Democratic Reps. Emily Slosberg of Boca Raton and Dianne Hart of Tampa said the bill is set up to address problems and fraud that don’t exist.

“I just don’t get this,” Hart said.

While petitions already signed wouldn’t be affected by the bill, key initiatives like energy choice and raising minimum wage still have many more signatures to collect.

Some groups who have worked on ballot initiatives say the process is hard enough and limits on how they pay petitioners or 10-day deadlines make it nearly impossible. The Sierra Club’s David Cullen said he thinks the bill thwarts the people’s constitutional rights.

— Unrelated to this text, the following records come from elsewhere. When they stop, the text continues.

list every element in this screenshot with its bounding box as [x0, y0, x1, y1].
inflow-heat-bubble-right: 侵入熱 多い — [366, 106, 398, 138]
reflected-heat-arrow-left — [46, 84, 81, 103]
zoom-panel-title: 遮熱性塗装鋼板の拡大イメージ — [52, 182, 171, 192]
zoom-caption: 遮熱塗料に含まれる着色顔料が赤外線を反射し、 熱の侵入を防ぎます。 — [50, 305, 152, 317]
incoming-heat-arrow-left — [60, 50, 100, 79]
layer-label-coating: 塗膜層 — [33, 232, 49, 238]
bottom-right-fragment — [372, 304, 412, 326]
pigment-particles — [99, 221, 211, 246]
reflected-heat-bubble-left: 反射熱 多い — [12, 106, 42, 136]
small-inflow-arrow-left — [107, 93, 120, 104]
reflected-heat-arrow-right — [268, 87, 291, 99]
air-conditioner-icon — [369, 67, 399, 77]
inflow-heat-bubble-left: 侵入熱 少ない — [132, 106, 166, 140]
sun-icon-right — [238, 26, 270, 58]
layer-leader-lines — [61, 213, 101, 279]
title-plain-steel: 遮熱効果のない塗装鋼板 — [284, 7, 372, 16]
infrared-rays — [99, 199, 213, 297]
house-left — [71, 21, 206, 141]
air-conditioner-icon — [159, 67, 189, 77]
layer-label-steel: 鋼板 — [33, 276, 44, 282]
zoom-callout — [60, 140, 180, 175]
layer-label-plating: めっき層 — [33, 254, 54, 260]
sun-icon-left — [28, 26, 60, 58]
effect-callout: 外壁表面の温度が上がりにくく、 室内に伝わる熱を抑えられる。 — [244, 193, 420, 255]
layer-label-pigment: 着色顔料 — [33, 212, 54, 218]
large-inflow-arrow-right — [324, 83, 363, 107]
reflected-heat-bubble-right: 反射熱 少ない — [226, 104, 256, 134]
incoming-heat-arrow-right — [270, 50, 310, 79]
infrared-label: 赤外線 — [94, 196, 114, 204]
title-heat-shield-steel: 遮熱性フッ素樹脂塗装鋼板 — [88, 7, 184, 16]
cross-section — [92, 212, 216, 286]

For years the group has played a role in sending volunteers to collect petitions for ballot initiatives, like land preservation in 2014 and a ban on offshore oil drilling this past year.

“The provision for citizen initiatives is in the constitution,” Cullen said. “Citizens of Florida have the ability to change their constitution so the Legislature does not have absolute authority.”

Jonathan Webber of Florida Conservation Voters echoed the sentiment. Florida Conservation Voters is the group that formed out of the 2014 campaign for land preservation.

“The power to propose amendments by initiative is reserved to the people. This means the citizens’ initiative process is immune to the political whims of the Florida Legislature,” Webber said. “Our rights are non-negotiable.”